Are two of my closest friends on the verge of falling out with each other? Does my cousin have a good relationship with their dad? Is the relationship between my partner and their friend entirely platonic? And is my parents’ marriage in a healthy and solid place?

This instinct is predictive and anticipatory. It provides clues as to how our own relationships will develop. It provides insight into the potential kindling of emotional damage, as well as avenues of growth and health. It helps us put out fires, both our own and others’, before they have even started to visibly smoke.

This instinct is also empathetic and compassionate. It forms a key piece of our emotional toolkit, enabling us to be more receptive to the needs of those we love. In having a vague sense of others’ shifting relational tides, we can understand them more deeply and share with them greater understanding.

But it is also deceptive. The step from trying to understand others’ relationships, for the above purposes, to believing you know others’ relationships is a very short one.

Oppenheimer’s quote struck me directly, as it proved a provocation, a challenge. In believing that I know two people, I have often believed that in turn I know their relationship. I have spent much of my life acting in this way, if not consciously thinking it.

Does this make me a fool or a child? I may be too old to admit the latter, and too proud to admit the former. But the answer was probably both.

We can never truly know the mind of another. I know my brothers more intimately than I have probably ever known anyone. But there exists an infinite ocean of experience, thought, feeling and belief within their skull-sized kingdoms that I will never know.

A true knowledge of another is thus impossible – instead, it is an approximation of understanding. If we cannot know the minds of other singular people, how on earth can we begin to think we know the melting collision of two?

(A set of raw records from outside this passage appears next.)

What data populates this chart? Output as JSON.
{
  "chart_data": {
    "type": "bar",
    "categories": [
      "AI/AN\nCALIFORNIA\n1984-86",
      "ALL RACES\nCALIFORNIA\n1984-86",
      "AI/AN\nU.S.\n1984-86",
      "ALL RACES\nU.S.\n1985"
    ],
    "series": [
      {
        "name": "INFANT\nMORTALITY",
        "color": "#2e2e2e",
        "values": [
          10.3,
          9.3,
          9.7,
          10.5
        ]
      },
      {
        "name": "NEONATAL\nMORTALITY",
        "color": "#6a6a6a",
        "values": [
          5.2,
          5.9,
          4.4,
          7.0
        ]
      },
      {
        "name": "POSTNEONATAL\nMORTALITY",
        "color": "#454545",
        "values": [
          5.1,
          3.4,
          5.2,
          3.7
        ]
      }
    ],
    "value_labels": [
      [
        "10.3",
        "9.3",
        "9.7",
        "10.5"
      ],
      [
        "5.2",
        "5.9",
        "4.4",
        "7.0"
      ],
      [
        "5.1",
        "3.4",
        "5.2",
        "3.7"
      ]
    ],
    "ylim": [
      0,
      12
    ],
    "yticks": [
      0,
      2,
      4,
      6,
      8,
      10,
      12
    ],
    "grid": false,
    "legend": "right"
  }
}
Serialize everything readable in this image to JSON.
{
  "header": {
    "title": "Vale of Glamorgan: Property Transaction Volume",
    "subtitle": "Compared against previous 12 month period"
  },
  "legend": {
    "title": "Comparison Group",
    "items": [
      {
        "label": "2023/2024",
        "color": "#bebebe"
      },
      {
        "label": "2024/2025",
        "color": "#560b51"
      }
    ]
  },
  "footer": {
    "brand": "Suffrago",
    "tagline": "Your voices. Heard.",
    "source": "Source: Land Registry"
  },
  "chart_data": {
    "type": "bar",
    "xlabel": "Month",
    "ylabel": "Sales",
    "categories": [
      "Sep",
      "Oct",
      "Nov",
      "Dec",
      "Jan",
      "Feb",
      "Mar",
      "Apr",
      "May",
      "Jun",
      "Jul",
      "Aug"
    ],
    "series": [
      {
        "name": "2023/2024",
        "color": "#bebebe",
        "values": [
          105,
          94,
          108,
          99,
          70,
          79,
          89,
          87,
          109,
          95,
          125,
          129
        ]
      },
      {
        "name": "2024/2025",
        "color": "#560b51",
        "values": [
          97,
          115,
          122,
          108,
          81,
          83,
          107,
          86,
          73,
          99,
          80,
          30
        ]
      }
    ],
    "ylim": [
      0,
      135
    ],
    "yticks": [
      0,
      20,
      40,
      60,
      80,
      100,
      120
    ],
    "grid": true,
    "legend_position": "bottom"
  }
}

We have no idea of the shapes of the jigsaw pieces that slot into each other, of the curled talons which scratch the deepest parts of one’s grounded being. This gap between estimation and true knowledge cannot be filled by hubristic assumption. It must be filled instead by compassionate acceptance and an embracing of ignorance.

Indeed, we can never really know our own relationships. Instead, they are a constant process of co-emergent discovery, of which we are both witness and participant.

Your subconscious brain will whir and compute the relationships of others, regardless of your intervention. We must try to relax the conviction with which we believe we know relationships of others, as well as the relationships of our own.

When giving advice on others’ relationships, try to maintain an appreciation for our near total ignorance. Listen and explore, instead of imprinting and mediating. Be a sounding board, rather than a voice.

Perhaps in embracing this humility, we move away from foolishness and childishness toward something wiser—a recognition that the mystery of human connection lies so far beyond our simple powers of comprehension.